Industrial base metals such as copper, iron, and aluminum are essential building blocks for infrastructure, buildings, appliances, vehicles, and other equipment. Many metals are also becoming crucial for lower-carbon energy. Meanwhile, precious metals like gold and silver have industrial uses and are essential for investors. These demand drivers should help boost metals prices in the future.
Investors have several metal-related investment opportunities that could help them profit from rising metals demand and prices. Of those options, ETFs offer an easy way to invest in the metals sector broadly. Here’s a closer look at some of the leading metals-focused funds.
How does it work?
An ETF, or exchange-traded fund, owns different stocks and trades on a public stock market. The value of the shares fluctuates in response to the value of the companies it owns. A steel ETF owns shares in any company involved in the steel lifecycle. That could be a company that produces it, manufactures steel products, transports them to retailers, or sells them.
Steel ETFs offer an alternative to buying individual stocks by providing you with a selection of the top-performing companies in the industry. Our experts pick out the top steel ETFs for this year and explain where to get them in this guide.
Top three things to know before starting:
- Steel is a crucial component in many modern technologies.
- Steel production uses a lot of energy and releases a lot of carbon dioxide.
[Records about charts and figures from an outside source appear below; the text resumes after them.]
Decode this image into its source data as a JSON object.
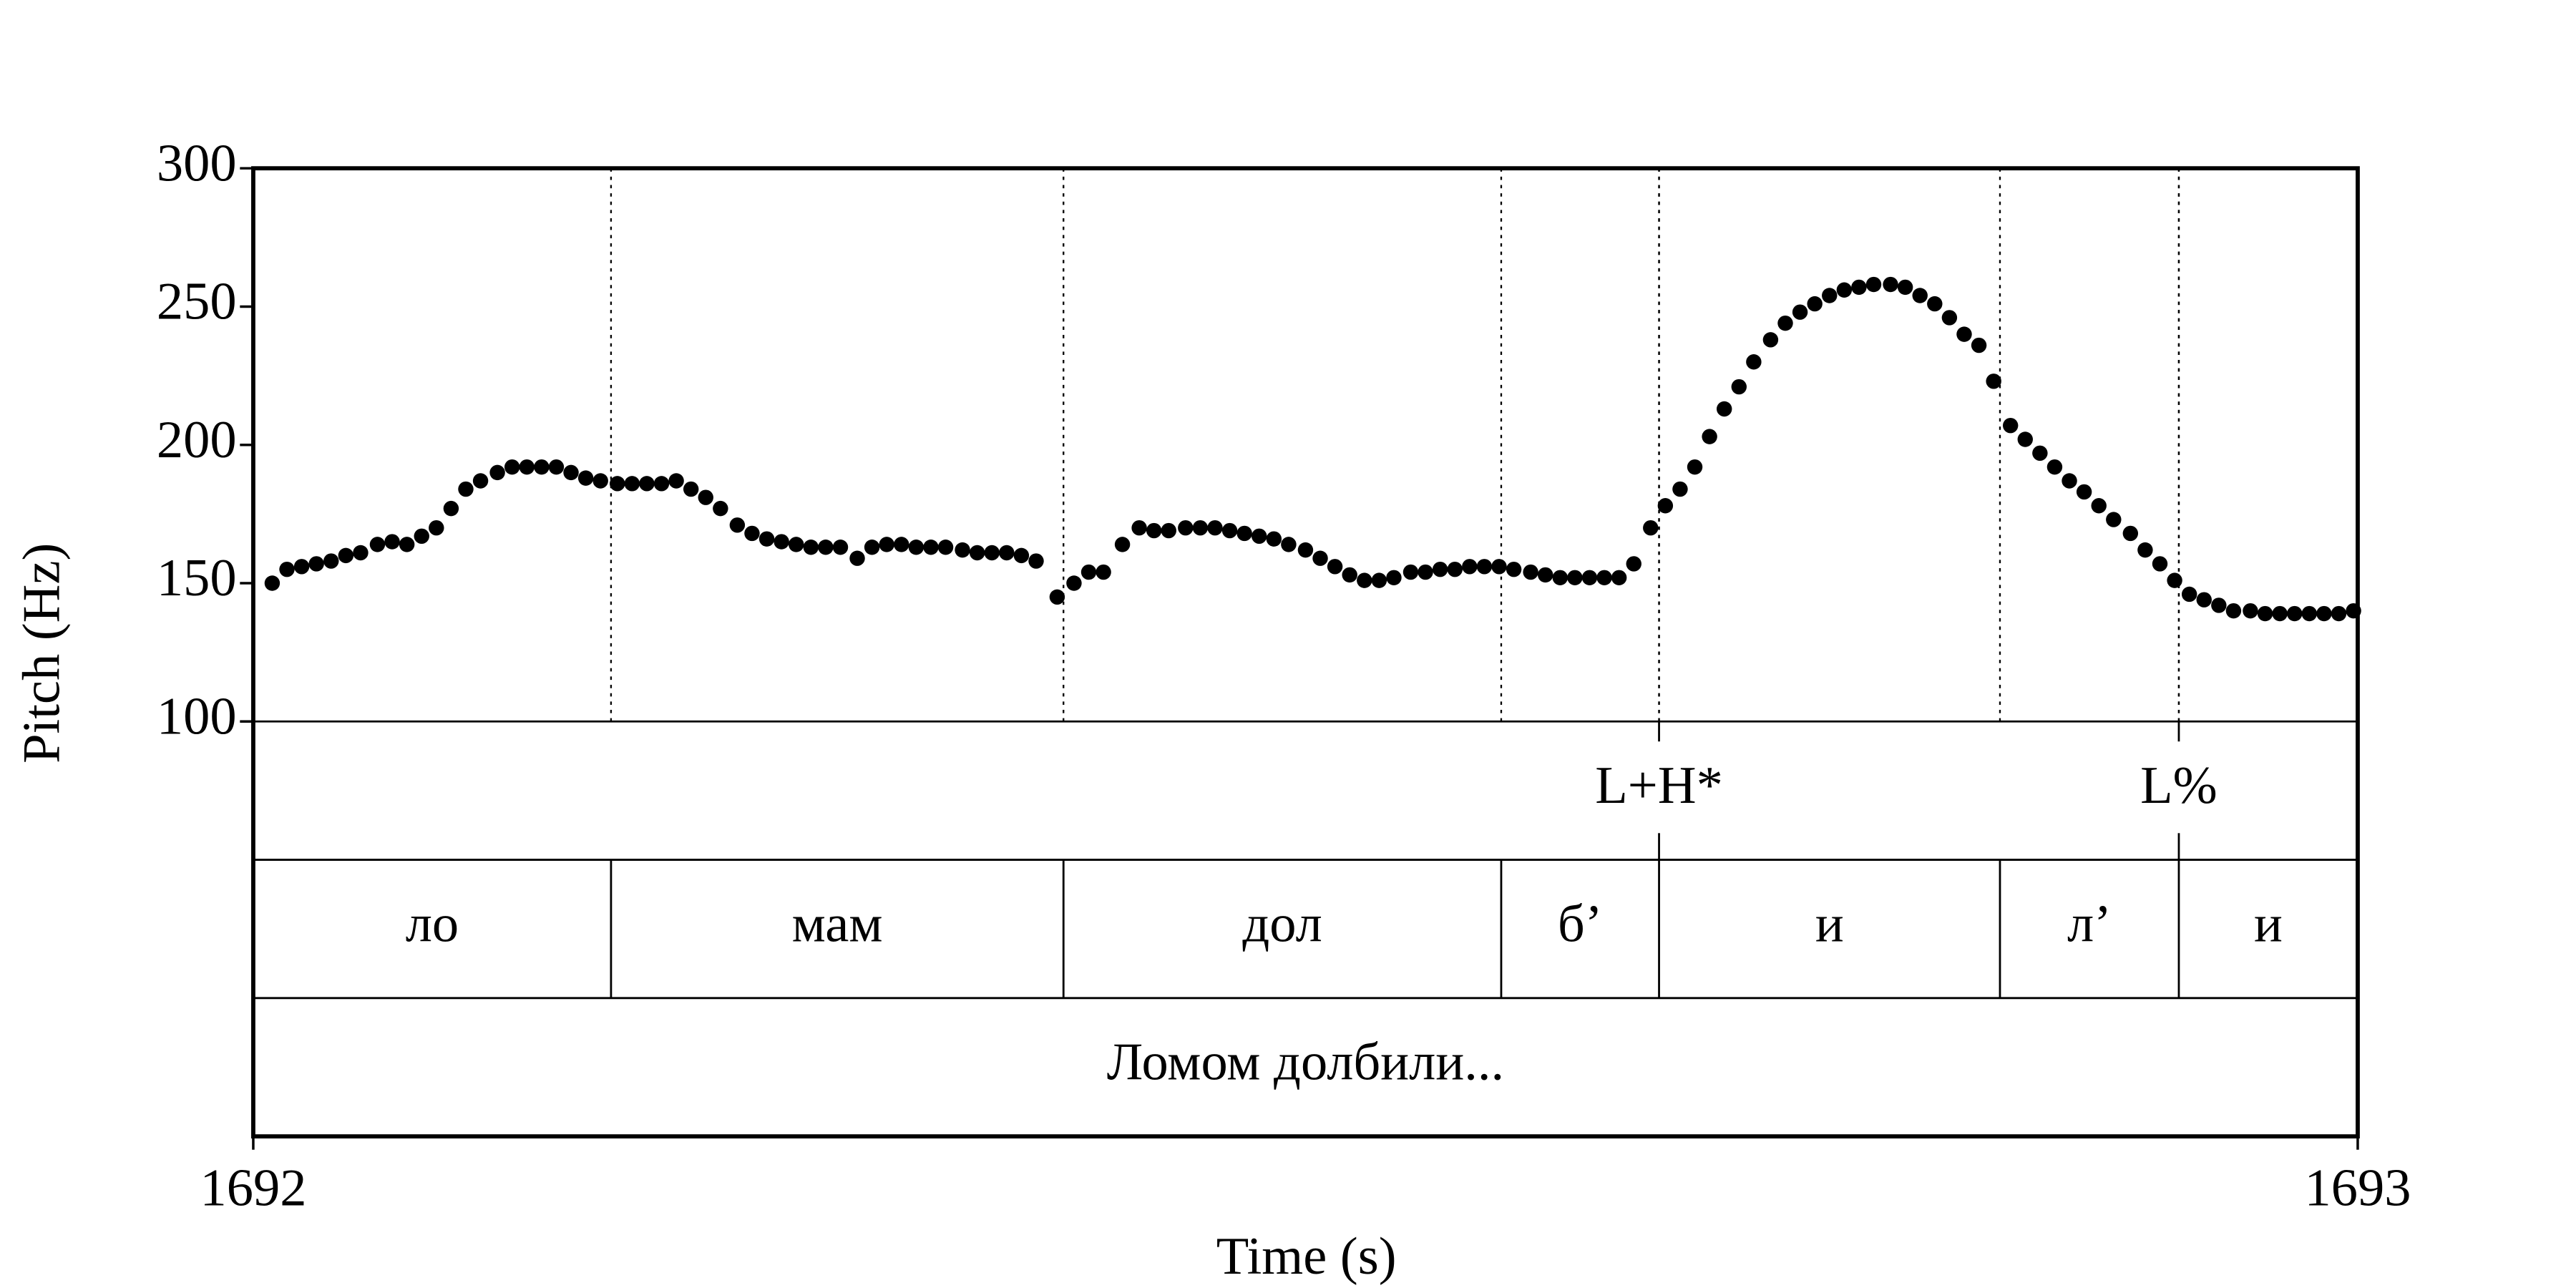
{
  "chart_data": {
    "type": "scatter",
    "x_label": "Time (s)",
    "y_label": "Pitch (Hz)",
    "xlim": [
      1692,
      1693
    ],
    "xticks": [
      1692,
      1693
    ],
    "ylim": [
      100,
      300
    ],
    "yticks": [
      100,
      150,
      200,
      250,
      300
    ],
    "color": "#000000",
    "x": [
      1692.009,
      1692.016,
      1692.023,
      1692.03,
      1692.037,
      1692.044,
      1692.051,
      1692.059,
      1692.066,
      1692.073,
      1692.08,
      1692.087,
      1692.094,
      1692.101,
      1692.108,
      1692.116,
      1692.123,
      1692.13,
      1692.137,
      1692.144,
      1692.151,
      1692.158,
      1692.165,
      1692.173,
      1692.18,
      1692.187,
      1692.194,
      1692.201,
      1692.208,
      1692.215,
      1692.222,
      1692.23,
      1692.237,
      1692.244,
      1692.251,
      1692.258,
      1692.265,
      1692.272,
      1692.279,
      1692.287,
      1692.294,
      1692.301,
      1692.308,
      1692.315,
      1692.322,
      1692.329,
      1692.337,
      1692.344,
      1692.351,
      1692.358,
      1692.365,
      1692.372,
      1692.382,
      1692.39,
      1692.397,
      1692.404,
      1692.413,
      1692.421,
      1692.428,
      1692.435,
      1692.443,
      1692.45,
      1692.457,
      1692.464,
      1692.471,
      1692.478,
      1692.485,
      1692.492,
      1692.5,
      1692.507,
      1692.514,
      1692.521,
      1692.528,
      1692.535,
      1692.542,
      1692.55,
      1692.557,
      1692.564,
      1692.571,
      1692.578,
      1692.585,
      1692.592,
      1692.599,
      1692.607,
      1692.614,
      1692.621,
      1692.628,
      1692.635,
      1692.642,
      1692.649,
      1692.656,
      1692.664,
      1692.671,
      1692.678,
      1692.685,
      1692.692,
      1692.699,
      1692.706,
      1692.713,
      1692.721,
      1692.728,
      1692.735,
      1692.742,
      1692.749,
      1692.756,
      1692.763,
      1692.77,
      1692.778,
      1692.785,
      1692.792,
      1692.799,
      1692.806,
      1692.813,
      1692.82,
      1692.827,
      1692.835,
      1692.842,
      1692.849,
      1692.856,
      1692.863,
      1692.87,
      1692.877,
      1692.884,
      1692.892,
      1692.899,
      1692.906,
      1692.913,
      1692.92,
      1692.927,
      1692.934,
      1692.941,
      1692.949,
      1692.956,
      1692.963,
      1692.97,
      1692.977,
      1692.984,
      1692.991,
      1692.998
    ],
    "values": [
      150,
      155,
      156,
      157,
      158,
      160,
      161,
      164,
      165,
      164,
      167,
      170,
      177,
      184,
      187,
      190,
      192,
      192,
      192,
      192,
      190,
      188,
      187,
      186,
      186,
      186,
      186,
      187,
      184,
      181,
      177,
      171,
      168,
      166,
      165,
      164,
      163,
      163,
      163,
      159,
      163,
      164,
      164,
      163,
      163,
      163,
      162,
      161,
      161,
      161,
      160,
      158,
      145,
      150,
      154,
      154,
      164,
      170,
      169,
      169,
      170,
      170,
      170,
      169,
      168,
      167,
      166,
      164,
      162,
      159,
      156,
      153,
      151,
      151,
      152,
      154,
      154,
      155,
      155,
      156,
      156,
      156,
      155,
      154,
      153,
      152,
      152,
      152,
      152,
      152,
      157,
      170,
      178,
      184,
      192,
      203,
      213,
      221,
      230,
      238,
      244,
      248,
      251,
      254,
      256,
      257,
      258,
      258,
      257,
      254,
      251,
      246,
      240,
      236,
      223,
      207,
      202,
      197,
      192,
      187,
      183,
      178,
      173,
      168,
      162,
      157,
      151,
      146,
      144,
      142,
      140,
      140,
      139,
      139,
      139,
      139,
      139,
      139,
      140
    ],
    "tiers": [
      {
        "times": [
          1692.668,
          1692.915
        ],
        "labels": [
          "L+H*",
          "L%"
        ]
      },
      {
        "boundaries": [
          1692.17,
          1692.385,
          1692.593,
          1692.668,
          1692.83,
          1692.915
        ],
        "labels": [
          "ло",
          "мам",
          "дол",
          "б’",
          "и",
          "л’",
          "и"
        ]
      },
      {
        "boundaries": [],
        "labels": [
          "Ломом долбили..."
        ]
      }
    ]
  }
}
Hence, most companies need to invest significant amounts of money into making their processes more environmentally friendly.
- Investors who genuinely believe in the overall performance of the steel sector should invest in steel sector ETFs.
Best steel ETFs to buy in 2022
Let’s take a look at the best ETFs to invest in.
1. SPDR S&P Metals & Mining ETF (XME)
The SPDR S&P Metals & Mining ETF seeks to expose investors to metals and mining stocks in the S&P Total Market Index. It holds shares of mining companies in the following subsectors of the metals and mining sector: aluminum, coal, and consumable fuels, copper, diversified metals and mining, gold, precious metals and minerals, silver, and steel. The ETF had 32 holdings as of early 2022, led by the following five:
The ETF is ideal for people seeking an investment focused on the US metals sector. The ETF uses an equal weight strategy, which provides investors with targeted exposure to the entire US metals and mining sectors, including precious metals. It charges a relatively low ETF expense ratio of 0.35%.
The fund has returned 54.8% over the past year and 29.2% annually over the past three years, 16.9% per year over the past five years, and 3.8% per year over the past decade. Recently, in March 2022, XME returned 16.5%. It has an R-squared of 55%, a beta of 1.67, and a standard deviation of 39.1%. It has a high total risk rating.
2. VanEck Rare Earth/Strategic Metals ETF (REMX)
The VanEck Rare Earth/Strategic Metals ETF gives investors targeted exposure to companies focused on producing, refining, and recycling rare earth and strategic metals and minerals. The ETF held shares of 20 rare earth and strategic metals companies as of early 2022.
The ETF allows investors to own a basket of companies focused on important mining materials for the technology and green energy sectors. It charges a modest fee of 0.59% for access to these emerging metals.
The fund has returned 66.6% over the past year and 39.7% annually over the past three years, 22.3% per year over the past five years, and -2.3% per year over the past decade. Recently, in March 2022, REMX returned 7.5%. It has an R-squared of 39%, a beta of 1.40, and a standard deviation of 38.9%. It has a high total risk rating.
3. Invesco DB Base Metals Fund (DBB)
The Invesco DB Base Metals Fund enables investors to conveniently and cost-effectively invest in commodity futures. The fund focuses on some of the most liquid and widely used base metals, such as aluminum, zinc, and copper.
The ETF uses leverage and collateralizes futures contracts with US Treasury bills and other Invesco products built around government debt.
The ETF is best for sophisticated investors who want to make a short-term trade on the thesis that base metals prices will rise sharply in the near term. The fund is somewhat speculative since futures contracts can be very volatile. It charges investors a modest expense ratio of 0.77%.
The fund has returned 38.8% over the past year and 15.7% annually over the past three years, 10.4% per year over the past five years, and 2.9% per year over the past decade. Recently, in March 2022, DBB returned 7.2%. It has an R-squared of 60%, a beta of 0.79, and a standard deviation of 16.9%.
Pros and cons
Worth to invest | Worth to getaway |
Rising demand for metals tends to drive up prices, providing investors with the opportunity to make money on the metals market. | The returns from steel ETFs are also a mixed average of all the constituent stocks that are held by the ETF. |
One broad way to invest in the thesis that metals prices will rise is through metals ETFs, an essential tool for bullish investors on the metals market. | They are sector-focused, rather than diversified. |
Investors tend to like companies that make an effort to go ‘green’. |
Final thoughts
Steel has been among the top metals as an investment choice due to its popularity and high demand. Steel has now gained the status of the leading basic building block of modern-day infrastructure. Steel ETFs are available to investors for making a pooled investment in steel-based companies.